Friday, Sep. 28, 1962

Unconsolidated Victory

A small South Vietnamese observation plane circled over a marshy checkerboard of wild rice fields 60 miles southwest of Saigon. Below, two companies of Communist Viet Cong guerrillas, flushed into the open after sporadic fire fights, were trying to escape across the paddies in shallow-draft sampans. Alerted by the observation plane, ten huge grey U.S.-supplied amphibious personnel carriers raced to the scene, ran head-on into the Reds. Churning through the sampan fleet, the amphibious ducks ground whole boatloads of Communist guerrillas under their steel treads. Shielded behind armor plating, army troops machine-gunned the survivors. The toll: 154 Viet Cong troops killed and 38 captured, to twelve government soldiers wounded.
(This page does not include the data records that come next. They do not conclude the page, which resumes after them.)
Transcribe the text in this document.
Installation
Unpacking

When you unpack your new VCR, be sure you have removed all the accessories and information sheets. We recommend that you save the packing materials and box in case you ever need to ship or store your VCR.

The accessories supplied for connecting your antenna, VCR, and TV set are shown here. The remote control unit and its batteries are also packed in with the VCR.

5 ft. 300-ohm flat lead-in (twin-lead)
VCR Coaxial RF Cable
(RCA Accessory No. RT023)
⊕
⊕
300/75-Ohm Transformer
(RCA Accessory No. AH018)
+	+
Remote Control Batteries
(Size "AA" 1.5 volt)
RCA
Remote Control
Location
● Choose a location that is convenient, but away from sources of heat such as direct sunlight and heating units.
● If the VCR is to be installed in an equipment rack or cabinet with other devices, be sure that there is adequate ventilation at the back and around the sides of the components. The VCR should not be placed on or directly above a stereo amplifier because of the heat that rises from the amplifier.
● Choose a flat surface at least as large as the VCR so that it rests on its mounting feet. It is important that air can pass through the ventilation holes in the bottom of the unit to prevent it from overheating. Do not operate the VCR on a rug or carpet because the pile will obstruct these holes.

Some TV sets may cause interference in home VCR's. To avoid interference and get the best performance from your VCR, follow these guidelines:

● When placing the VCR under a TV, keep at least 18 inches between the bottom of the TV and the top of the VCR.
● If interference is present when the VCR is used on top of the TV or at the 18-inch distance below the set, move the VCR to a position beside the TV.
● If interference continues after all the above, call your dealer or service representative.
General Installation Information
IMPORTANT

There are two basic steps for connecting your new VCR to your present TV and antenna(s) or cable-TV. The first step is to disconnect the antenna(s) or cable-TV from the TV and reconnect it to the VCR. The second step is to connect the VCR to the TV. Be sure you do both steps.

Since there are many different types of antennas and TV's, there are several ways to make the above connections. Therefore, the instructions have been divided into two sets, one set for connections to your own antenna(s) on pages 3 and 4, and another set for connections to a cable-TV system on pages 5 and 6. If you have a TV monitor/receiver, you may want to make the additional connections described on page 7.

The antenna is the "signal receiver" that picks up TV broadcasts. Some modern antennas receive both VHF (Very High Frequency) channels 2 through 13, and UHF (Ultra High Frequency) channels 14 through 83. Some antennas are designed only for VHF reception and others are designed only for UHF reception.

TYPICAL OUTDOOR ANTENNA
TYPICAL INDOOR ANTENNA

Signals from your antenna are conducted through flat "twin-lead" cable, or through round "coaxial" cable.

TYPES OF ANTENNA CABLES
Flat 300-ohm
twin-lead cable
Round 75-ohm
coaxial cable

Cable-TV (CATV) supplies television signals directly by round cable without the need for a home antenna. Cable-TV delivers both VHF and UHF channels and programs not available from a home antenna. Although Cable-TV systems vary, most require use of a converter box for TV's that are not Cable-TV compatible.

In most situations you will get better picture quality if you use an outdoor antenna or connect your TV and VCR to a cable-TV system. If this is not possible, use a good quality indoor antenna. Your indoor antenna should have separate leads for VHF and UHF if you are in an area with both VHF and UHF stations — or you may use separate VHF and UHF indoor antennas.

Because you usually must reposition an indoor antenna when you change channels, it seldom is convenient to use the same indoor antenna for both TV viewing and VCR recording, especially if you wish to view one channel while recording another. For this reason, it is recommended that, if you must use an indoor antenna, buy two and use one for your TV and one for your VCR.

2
One of the biggest government victories this year, the battle once again proved how much U.S. equipment and training have improved the Vietnamese army. Since January, government forces in the five-province area southwest of Saigon known as the 32nd Tactical Command have killed 5,000 Viet Cong troops. But the government has been unable to consolidate its military successes into a political victory. Under the nose of government officials, the Viet Cong have continued their recruiting campaign among the peasantry. Despite the heavy losses, Viet Cong strength in the area is the same as last January: some 6,000 men.